Shias hold big anti-govt rally in Yemeni capital

Published August 23, 2014
Sanaa: Followers of the Houthi group pray during a rally to denounce fuel price hikes and to demand for the resignation of the government on Friday.—Reuters
Sanaa: Followers of the Houthi group pray during a rally to denounce fuel price hikes and to demand for the resignation of the government on Friday.—Reuters

SANAA: Tens of thousands of supporters of Yemen’s Shia rebels rallied on Friday in Sanaa pressing the government to quit as a presidential team held crisis talks in their stronghold to end the impasse.

After the rally, a group of Zaidi rebels began erecting an encampment on a road in northern Sanaa that leads to the airport and where the interior, communication and electricity ministries are located.

The protest was staged the final day of an ultimatum set by rebel commanded Abdulmalik al-Huthi for the government, which they accuse of corruption, to resign.

But on the streets protesters chanted: “The people want to overthrow the government” and demanded that the cabinet revoke a decision to double fuel prices.

They also repeated the Iranian revolutionary slogan: “Death to America. Death to Israel. Allahu Akbar.”

Authorities in Sanaa have long accused Shia-dominated Iran of backing the Zaidi rebellion.

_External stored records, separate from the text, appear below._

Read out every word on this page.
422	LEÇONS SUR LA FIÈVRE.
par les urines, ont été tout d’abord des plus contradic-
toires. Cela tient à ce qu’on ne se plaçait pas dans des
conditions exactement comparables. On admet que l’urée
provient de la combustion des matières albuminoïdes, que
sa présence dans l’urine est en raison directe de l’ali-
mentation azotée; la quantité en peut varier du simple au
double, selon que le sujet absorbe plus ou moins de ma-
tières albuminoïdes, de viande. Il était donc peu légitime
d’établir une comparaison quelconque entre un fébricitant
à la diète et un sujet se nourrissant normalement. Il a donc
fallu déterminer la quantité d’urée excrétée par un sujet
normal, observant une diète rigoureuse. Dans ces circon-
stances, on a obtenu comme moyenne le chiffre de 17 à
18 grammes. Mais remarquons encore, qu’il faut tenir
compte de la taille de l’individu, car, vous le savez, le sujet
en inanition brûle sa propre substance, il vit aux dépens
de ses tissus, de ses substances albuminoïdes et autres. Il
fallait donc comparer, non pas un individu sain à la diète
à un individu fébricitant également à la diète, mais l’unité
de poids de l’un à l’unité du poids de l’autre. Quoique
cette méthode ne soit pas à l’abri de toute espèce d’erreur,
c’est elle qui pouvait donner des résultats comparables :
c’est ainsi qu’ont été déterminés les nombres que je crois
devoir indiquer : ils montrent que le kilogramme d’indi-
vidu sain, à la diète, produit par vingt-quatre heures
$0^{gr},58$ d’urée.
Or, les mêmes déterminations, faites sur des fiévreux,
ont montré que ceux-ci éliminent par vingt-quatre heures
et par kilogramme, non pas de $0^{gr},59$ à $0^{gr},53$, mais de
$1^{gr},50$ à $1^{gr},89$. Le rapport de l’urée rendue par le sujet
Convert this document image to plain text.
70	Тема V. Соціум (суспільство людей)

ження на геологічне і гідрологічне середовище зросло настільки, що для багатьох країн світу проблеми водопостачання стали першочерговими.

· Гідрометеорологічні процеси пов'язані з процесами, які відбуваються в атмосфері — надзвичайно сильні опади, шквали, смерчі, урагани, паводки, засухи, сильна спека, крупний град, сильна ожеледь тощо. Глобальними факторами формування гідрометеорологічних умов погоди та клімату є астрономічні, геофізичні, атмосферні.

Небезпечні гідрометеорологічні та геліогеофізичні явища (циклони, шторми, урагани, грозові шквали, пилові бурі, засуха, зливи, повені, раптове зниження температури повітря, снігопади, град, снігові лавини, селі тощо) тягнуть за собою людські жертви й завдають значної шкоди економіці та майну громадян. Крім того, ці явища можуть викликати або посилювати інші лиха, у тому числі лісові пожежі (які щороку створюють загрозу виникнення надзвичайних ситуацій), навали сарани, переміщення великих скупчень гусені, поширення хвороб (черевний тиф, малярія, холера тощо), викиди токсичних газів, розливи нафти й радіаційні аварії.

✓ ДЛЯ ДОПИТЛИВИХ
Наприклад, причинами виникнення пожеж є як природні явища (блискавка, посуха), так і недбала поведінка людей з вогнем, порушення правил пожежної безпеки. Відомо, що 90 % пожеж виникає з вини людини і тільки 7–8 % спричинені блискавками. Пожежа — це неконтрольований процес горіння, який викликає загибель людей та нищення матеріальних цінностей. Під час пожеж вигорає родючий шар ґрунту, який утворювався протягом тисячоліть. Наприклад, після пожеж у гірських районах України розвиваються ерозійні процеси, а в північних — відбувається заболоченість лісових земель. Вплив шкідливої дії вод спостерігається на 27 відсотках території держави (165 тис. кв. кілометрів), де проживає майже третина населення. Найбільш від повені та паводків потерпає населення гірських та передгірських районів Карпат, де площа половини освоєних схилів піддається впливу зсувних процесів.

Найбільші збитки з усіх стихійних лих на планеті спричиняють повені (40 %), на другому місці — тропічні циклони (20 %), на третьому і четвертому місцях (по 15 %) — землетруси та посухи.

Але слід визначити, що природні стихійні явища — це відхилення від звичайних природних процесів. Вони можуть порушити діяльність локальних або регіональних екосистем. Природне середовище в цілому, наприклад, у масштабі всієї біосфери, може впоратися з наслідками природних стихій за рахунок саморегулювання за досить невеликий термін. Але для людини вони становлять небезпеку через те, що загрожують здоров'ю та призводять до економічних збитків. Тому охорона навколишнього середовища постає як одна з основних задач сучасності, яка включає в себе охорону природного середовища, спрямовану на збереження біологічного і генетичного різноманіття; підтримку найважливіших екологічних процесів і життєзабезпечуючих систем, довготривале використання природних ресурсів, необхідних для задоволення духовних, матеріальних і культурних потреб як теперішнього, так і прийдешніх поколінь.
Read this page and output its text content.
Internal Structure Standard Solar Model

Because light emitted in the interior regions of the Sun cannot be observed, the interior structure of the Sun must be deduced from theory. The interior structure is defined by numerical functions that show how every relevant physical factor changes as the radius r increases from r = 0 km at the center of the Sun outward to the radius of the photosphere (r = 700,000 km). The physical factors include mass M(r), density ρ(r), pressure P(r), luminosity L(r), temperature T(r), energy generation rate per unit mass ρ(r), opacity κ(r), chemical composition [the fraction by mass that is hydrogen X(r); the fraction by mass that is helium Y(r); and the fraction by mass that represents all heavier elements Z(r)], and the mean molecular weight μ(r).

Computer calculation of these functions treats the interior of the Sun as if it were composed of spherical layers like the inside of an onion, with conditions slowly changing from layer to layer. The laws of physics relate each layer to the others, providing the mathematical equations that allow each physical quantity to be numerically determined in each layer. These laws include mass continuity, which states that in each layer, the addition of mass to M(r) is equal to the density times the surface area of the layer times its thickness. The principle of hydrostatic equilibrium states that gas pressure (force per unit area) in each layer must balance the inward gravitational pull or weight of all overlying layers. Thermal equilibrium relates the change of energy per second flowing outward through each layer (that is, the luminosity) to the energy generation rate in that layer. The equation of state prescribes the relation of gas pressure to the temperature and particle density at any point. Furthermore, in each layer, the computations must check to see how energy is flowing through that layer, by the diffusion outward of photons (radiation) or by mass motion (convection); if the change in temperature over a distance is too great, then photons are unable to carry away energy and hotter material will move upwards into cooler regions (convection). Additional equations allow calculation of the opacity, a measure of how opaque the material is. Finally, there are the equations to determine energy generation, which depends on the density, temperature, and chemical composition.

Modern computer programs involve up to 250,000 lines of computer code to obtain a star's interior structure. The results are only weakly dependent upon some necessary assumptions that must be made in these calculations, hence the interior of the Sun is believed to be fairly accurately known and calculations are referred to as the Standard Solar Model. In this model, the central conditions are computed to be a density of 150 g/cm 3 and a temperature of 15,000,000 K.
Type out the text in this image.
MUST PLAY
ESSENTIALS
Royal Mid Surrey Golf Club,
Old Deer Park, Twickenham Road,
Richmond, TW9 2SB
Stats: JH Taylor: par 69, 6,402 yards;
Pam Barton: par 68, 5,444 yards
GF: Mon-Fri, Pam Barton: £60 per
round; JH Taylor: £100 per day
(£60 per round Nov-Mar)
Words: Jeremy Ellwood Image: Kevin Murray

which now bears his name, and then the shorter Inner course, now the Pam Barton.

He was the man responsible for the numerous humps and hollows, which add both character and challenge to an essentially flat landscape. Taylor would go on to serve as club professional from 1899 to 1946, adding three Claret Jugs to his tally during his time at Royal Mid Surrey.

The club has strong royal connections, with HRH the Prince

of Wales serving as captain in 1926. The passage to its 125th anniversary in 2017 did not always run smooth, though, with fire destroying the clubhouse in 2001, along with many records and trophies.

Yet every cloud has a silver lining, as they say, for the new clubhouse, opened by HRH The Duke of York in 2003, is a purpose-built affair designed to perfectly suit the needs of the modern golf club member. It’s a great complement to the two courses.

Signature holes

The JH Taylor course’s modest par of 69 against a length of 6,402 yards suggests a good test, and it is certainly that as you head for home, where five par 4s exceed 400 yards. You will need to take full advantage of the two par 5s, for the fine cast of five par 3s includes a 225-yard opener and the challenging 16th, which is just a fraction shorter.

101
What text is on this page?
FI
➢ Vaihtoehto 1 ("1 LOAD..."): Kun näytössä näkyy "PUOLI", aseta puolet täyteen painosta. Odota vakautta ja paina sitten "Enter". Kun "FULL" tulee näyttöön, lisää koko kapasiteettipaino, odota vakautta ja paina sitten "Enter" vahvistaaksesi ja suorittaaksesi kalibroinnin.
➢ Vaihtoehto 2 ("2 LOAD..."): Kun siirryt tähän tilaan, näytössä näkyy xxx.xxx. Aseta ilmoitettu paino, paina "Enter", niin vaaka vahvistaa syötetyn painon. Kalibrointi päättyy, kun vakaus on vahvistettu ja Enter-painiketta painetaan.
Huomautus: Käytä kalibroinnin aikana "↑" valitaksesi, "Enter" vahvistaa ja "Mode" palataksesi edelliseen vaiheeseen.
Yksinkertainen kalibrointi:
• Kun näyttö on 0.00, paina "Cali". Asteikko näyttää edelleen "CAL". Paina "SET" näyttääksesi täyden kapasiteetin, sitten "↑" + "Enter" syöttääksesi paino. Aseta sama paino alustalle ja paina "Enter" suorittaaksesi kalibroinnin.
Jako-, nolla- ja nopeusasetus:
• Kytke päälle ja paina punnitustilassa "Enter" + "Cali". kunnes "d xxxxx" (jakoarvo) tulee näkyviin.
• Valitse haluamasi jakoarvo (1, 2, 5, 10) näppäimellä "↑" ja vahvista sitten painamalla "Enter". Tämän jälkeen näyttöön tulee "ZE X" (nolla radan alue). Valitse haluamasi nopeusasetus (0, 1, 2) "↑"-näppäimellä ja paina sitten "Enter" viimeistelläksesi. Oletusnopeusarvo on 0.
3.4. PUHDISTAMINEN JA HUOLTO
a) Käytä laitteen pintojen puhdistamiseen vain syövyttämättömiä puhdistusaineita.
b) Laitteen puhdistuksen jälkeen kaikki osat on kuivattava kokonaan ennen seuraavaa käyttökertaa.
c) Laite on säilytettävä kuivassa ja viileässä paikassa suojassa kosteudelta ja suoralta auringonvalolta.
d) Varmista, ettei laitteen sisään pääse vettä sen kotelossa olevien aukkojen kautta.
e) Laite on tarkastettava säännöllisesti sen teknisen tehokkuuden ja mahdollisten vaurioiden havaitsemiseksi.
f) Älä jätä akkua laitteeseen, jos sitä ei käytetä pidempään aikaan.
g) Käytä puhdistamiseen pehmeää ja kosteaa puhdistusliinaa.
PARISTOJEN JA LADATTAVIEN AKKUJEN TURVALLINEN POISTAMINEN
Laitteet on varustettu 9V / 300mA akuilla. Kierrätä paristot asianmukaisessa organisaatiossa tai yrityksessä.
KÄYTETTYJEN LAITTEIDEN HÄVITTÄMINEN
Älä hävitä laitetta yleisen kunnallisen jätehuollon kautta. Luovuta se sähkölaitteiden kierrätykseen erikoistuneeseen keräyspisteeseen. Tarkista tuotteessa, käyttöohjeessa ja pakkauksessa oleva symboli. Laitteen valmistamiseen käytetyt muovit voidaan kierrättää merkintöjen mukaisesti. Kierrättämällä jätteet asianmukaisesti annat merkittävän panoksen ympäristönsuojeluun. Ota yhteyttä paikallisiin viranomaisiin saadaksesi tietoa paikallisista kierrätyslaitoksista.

Friday’s protest marks the start of the “second phase of the peaceful revolutionary escalation” through “legitimate means”, Huthi said.

Thousands of armed rebels, also known as Ansarullah or Huthis, have strengthened their positions around Sanaa as they press their campaign against the government.

The movement has raised fears of a new wave of violence in impoverished Yemen, which is in political transition at a time of an Al Qaeda insurgency and a southern separatist campaign.

“The situation in Sanaa is indeed combustible and ripe for miscalculation,” said April Longley Alley, a Yemen specialist with the International Crisis Group.

“At this point the Huthis are capitalising on widespread frustration with the government and the recent rise in fuel prices to rally support and extract political concessions,” she said.

Bracing for an escalation, President Abdrabuh Mansur Hadi on Thursday urged the armed forces to “raise their level of vigilance”.

But apart from the usual guards for the ministries, there was no sign on Friday of a police or military presence near the makeshift protest sites, around which armed Huthi militants set up checkpoints.

The rebel commander has vowed: “We will not remain with our arms folded ... if the armed forces attacked protesters.

Meanwhile, a presidential delegation was holding talks with the Huthi commander in his Saada stronghold to convince his group to join a national unity government.

Huthi said late on Thursday that the delegation had “shown understanding for some of our demands” but negotiations and protests would continue.

Speaking to the defence ministry’s news website 26sep.net, presidential team spokesman Abdulmalek al-Mikhlafi said the results of talks with Huthi had been “positive and reassuring.” Talks were continuing on Friday to “reach an agreement in the interests of the Yemeni people,” he said.

For Alley, “the best-case scenario at this point is for the president to broker a political compromise that includes significant changes to the widely unpopular unity government in return for the Huthis joining and supporting the government.”

Meanwhile the UN evoy to Yemen, Jamal Benomar, said in a statement on his Facebook page he was holding “intensive consultations with various parties and Yemeni political leaderships to find a peaceful” solution to the country’s political impasse. And the six-nation Sunni-ruled Gulf Cooperation Council condemned the “unfortunate” events taking place in Yemen, in a statement by its secretary general, Abdullatif al-Zayani.

The Zaidi rebels oppose the government’s plans for a six-region federation, demanding a single region for the northern highlands and a greater share of power in the federal government. They control Saada province in the far north and parts of several neighbouring provinces.

Rebels reached the outskirts of Sanaa in July after seizing Amran to its north, although they later agreed to withdraw.

Ansarullah has been fighting an on-off conflict with government troops in the northern mountains for the past decade. The Zaidi Shias, a minority in mainly Sunni Yemen, form the majority in the northern highlands, including the Sanaa region.